Not only do we have a robust collection of adult learning initiatives that are delivering digital literacy and computer skills programs, like those offered by Mohawk City School and St. Charles Adult Learning Centres across the city, we’ve also seen the beginnings of industries adapting to disruption closer to home.
By now we’ve all heard whispers of self-driving vehicles over the last few years. As of late 2019, an opportunity is on the horizon for Hamilton to be at the forefront of the incoming autonomous car wave. Starting later this year, several Hamilton Mountain streets will become testing areas for research into the cars’ sensor capabilities in a city environment — with a back-up safety driver behind the wheel of course. Research and development in this area continues to be made locally through the McMaster Automotive Resource Centre as well. Following our recent transportation woes, I’m inclined to agree with councillor John-Paul Danko, who’s stated this is a win for the city that “speaks back to our history as a manufacturing city”.

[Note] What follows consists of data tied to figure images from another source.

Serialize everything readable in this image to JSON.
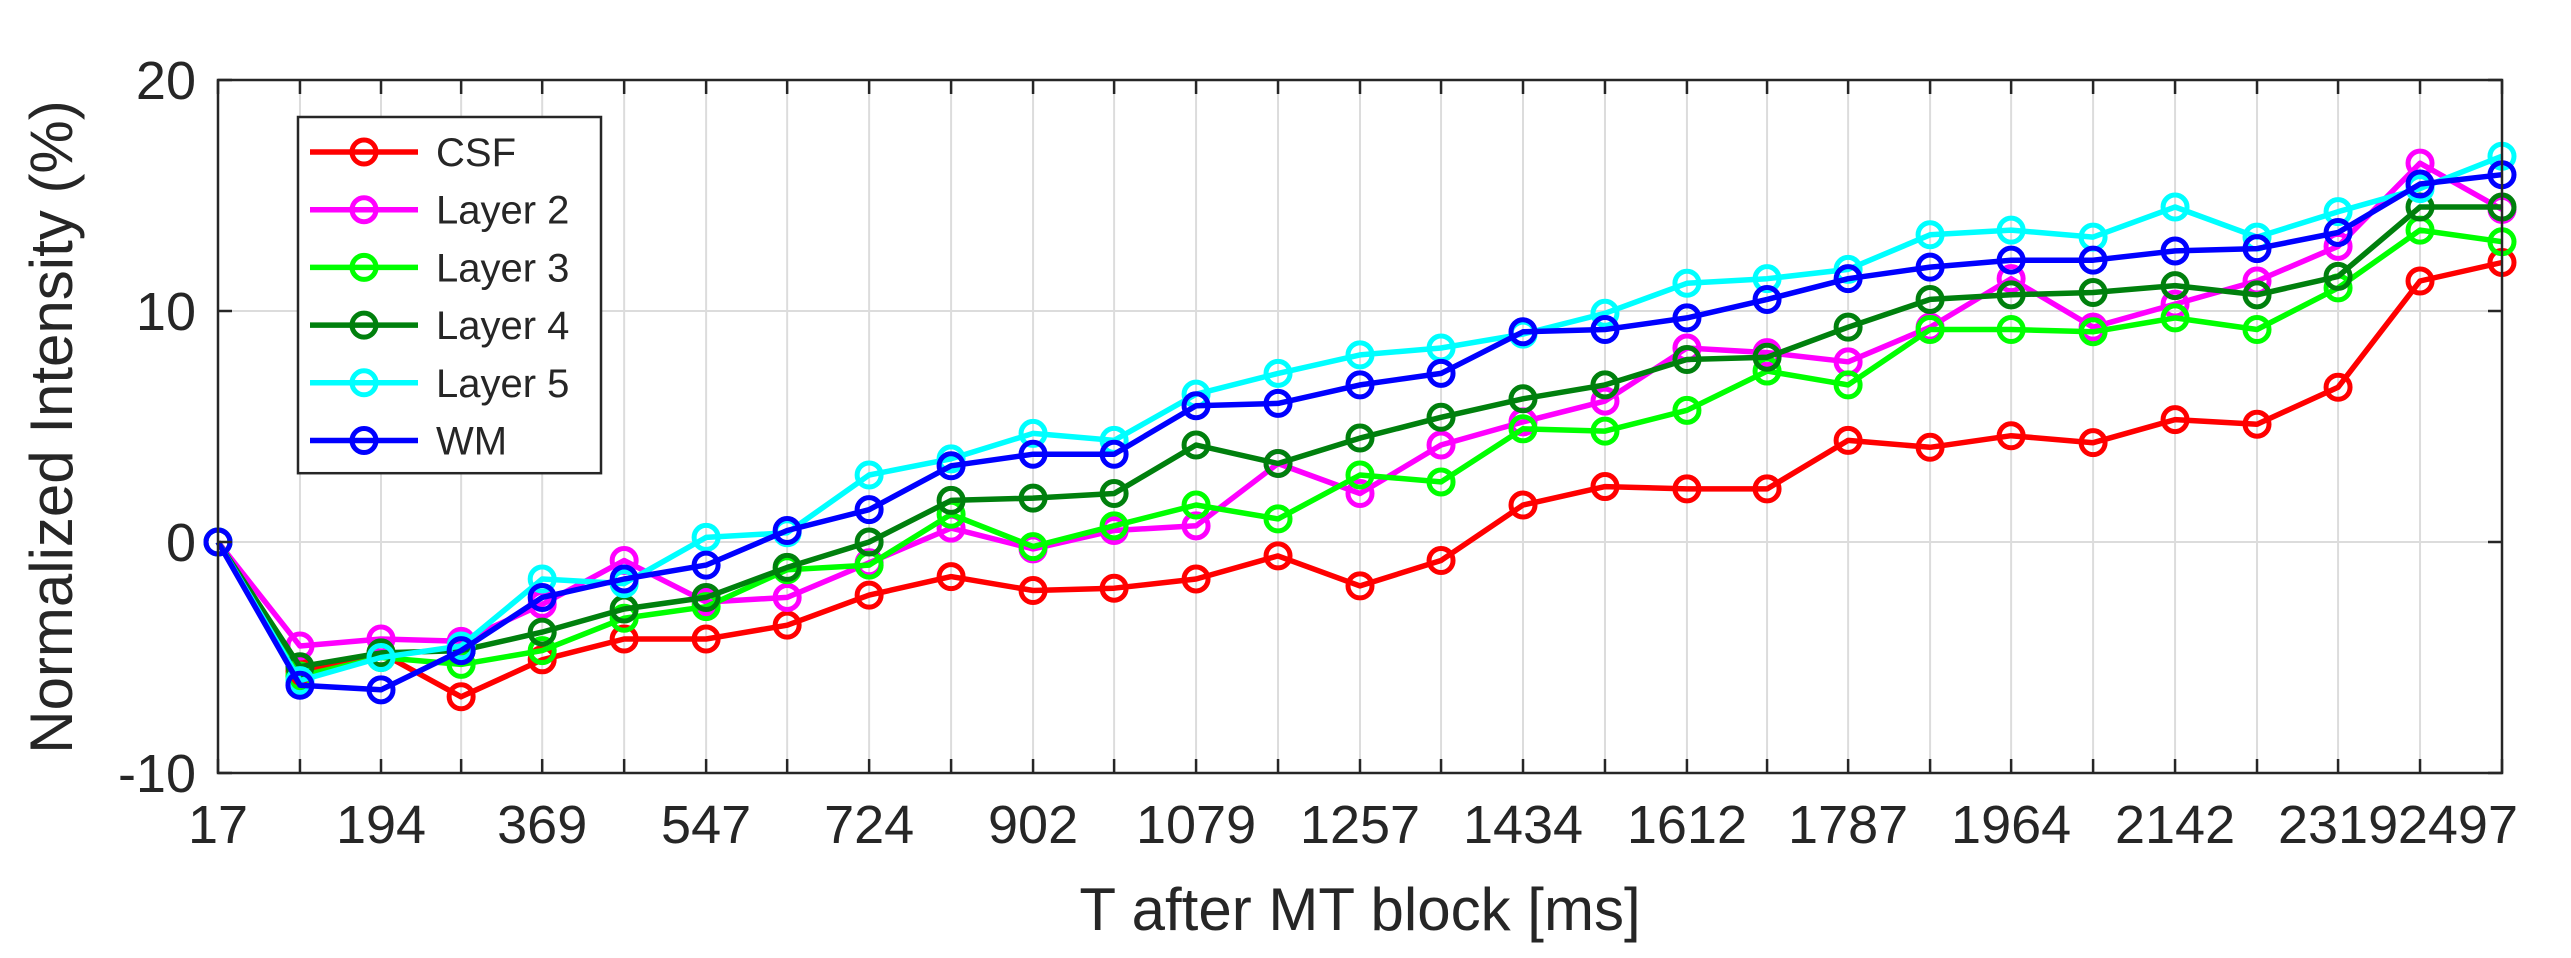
{
  "chart_data": {
    "type": "line",
    "title": "",
    "xlabel": "T after MT block [ms]",
    "ylabel": "Normalized Intensity (%)",
    "xlim": [
      17,
      2497
    ],
    "ylim": [
      -10,
      20
    ],
    "xticks": [
      17,
      194,
      369,
      547,
      724,
      902,
      1079,
      1257,
      1434,
      1612,
      1787,
      1964,
      2142,
      2319,
      2497
    ],
    "yticks": [
      -10,
      0,
      10,
      20
    ],
    "grid": true,
    "legend_position": "top-left",
    "x": [
      17,
      106,
      194,
      281,
      369,
      458,
      547,
      635,
      724,
      813,
      902,
      990,
      1079,
      1168,
      1257,
      1345,
      1434,
      1523,
      1612,
      1699,
      1787,
      1876,
      1964,
      2053,
      2142,
      2231,
      2319,
      2408,
      2497
    ],
    "series": [
      {
        "name": "CSF",
        "color": "#ff0000",
        "values": [
          0,
          -5.6,
          -4.8,
          -6.7,
          -5.1,
          -4.2,
          -4.2,
          -3.6,
          -2.3,
          -1.5,
          -2.1,
          -2.0,
          -1.6,
          -0.6,
          -1.9,
          -0.8,
          1.6,
          2.4,
          2.3,
          2.3,
          4.4,
          4.1,
          4.6,
          4.3,
          5.3,
          5.1,
          6.7,
          11.3,
          12.1
        ]
      },
      {
        "name": "Layer 2",
        "color": "#ff00ff",
        "values": [
          0,
          -4.5,
          -4.2,
          -4.3,
          -2.7,
          -0.8,
          -2.6,
          -2.4,
          -0.9,
          0.6,
          -0.3,
          0.5,
          0.7,
          3.4,
          2.1,
          4.2,
          5.2,
          6.1,
          8.4,
          8.2,
          7.8,
          9.3,
          11.4,
          9.3,
          10.3,
          11.3,
          12.8,
          16.4,
          14.4
        ]
      },
      {
        "name": "Layer 3",
        "color": "#00ff00",
        "values": [
          0,
          -5.8,
          -5.0,
          -5.3,
          -4.7,
          -3.3,
          -2.8,
          -1.2,
          -1.0,
          1.2,
          -0.2,
          0.7,
          1.6,
          1.0,
          2.9,
          2.6,
          4.9,
          4.8,
          5.7,
          7.4,
          6.8,
          9.2,
          9.2,
          9.1,
          9.7,
          9.2,
          11.0,
          13.5,
          13.0
        ]
      },
      {
        "name": "Layer 4",
        "color": "#00800d",
        "values": [
          0,
          -5.4,
          -4.8,
          -4.7,
          -3.9,
          -2.9,
          -2.4,
          -1.1,
          0.0,
          1.8,
          1.9,
          2.1,
          4.2,
          3.4,
          4.5,
          5.4,
          6.2,
          6.8,
          7.9,
          8.0,
          9.3,
          10.5,
          10.7,
          10.8,
          11.1,
          10.7,
          11.5,
          14.5,
          14.5
        ]
      },
      {
        "name": "Layer 5",
        "color": "#00ffff",
        "values": [
          0,
          -6.0,
          -5.0,
          -4.5,
          -1.6,
          -1.8,
          0.2,
          0.4,
          2.9,
          3.6,
          4.7,
          4.4,
          6.4,
          7.3,
          8.1,
          8.4,
          9.0,
          9.9,
          11.2,
          11.4,
          11.8,
          13.3,
          13.5,
          13.2,
          14.5,
          13.2,
          14.3,
          15.3,
          16.7
        ]
      },
      {
        "name": "WM",
        "color": "#0000ff",
        "values": [
          0,
          -6.2,
          -6.4,
          -4.7,
          -2.4,
          -1.6,
          -1.0,
          0.5,
          1.4,
          3.3,
          3.8,
          3.8,
          5.9,
          6.0,
          6.8,
          7.3,
          9.1,
          9.2,
          9.7,
          10.5,
          11.4,
          11.9,
          12.2,
          12.2,
          12.6,
          12.7,
          13.4,
          15.5,
          15.9
        ]
      }
    ]
  }
}
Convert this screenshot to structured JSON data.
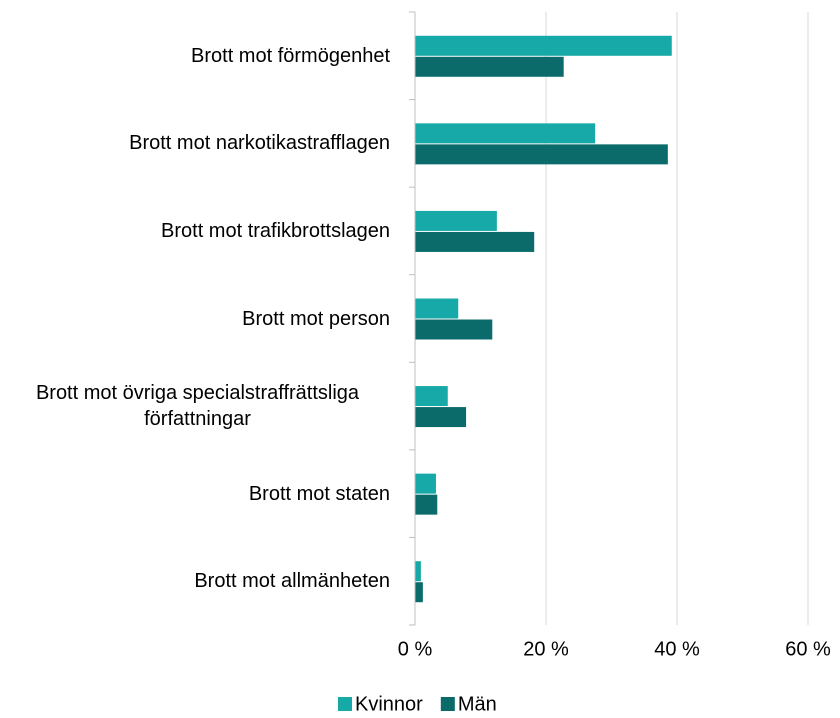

Speaking of which, Hamilton’s reputation as a manufacturing city will certainly remain intact. Another opportunity has risen in the form of modular construction. Modular design allows for a building to be 90% completed within indoor facilities, which are then assembled and completed on-site. ED Modular, a subservice of the construction company EllisDon, plans to capitalize on this technology by opening the biggest modular building facility in Canada — right in Stoney Creek (pictured in the cover photo). Modular construction is especially viable because of its environmentally-friendly methods and the speed at which modular buildings can be built at. Furthermore, shortened timelines and indoor construction are great news when confronting long, often harsh Canadian winters.
Stelco, one of Hamilton’s largest employers, is in the business of making steel — not an industry that comes to mind when we think tech. And yet this steel plant is at the forefront of deploying AI in day-to-day steel operations by partnering with Canvass Analytics for optimizing the steel production process using reinforcement learning. Stelco’s CEO, David Cheney, has noted that the implementation of AI has led to “reduced waste, improved quality and optimization of asset utilization.”
Many other industries are being disrupted by tech and several of those tech companies are flocking to Hamilton as their base of operations. Not only has the tech scene in Hamilton been named top 2 in North America for tech opportunity, we’re also Canada’s fastest growing mid-sized city for tech according to a report released by CBRE in 2018. In fact, this past month the techfin company Q4 Inc., a cloud-based investor relations platform, and Ackroo, a customer loyalty and gift card service announced that they will be launching Hamilton offices in 2020.
Then there’s McMaster Innovation Park, which acts as a support network through their affiliate tech hubs The Forge, Innovation Factory, and the soon to be built Emerging Technology Centre, where once finished, will act as a beacon for young professionals from across Canada and the world. McMaster is certainly leading the charge for exciting and fresh ideas, from becoming the new home for law firm Gowling, to biotech start-up Fusion Pharmaceuticals.
Fred Wilson, an American venture capitalist predicts that a shift to automation will lead to “experiments in reallocating wealth and income”. It’s very possible that retooling how we approach tech as workers and as a city is vital going forward. Rather than fear the Digital Revolution, perhaps we should get ahead of disruption, become acquainted with technology and start the decade on the right AI-assisted foot.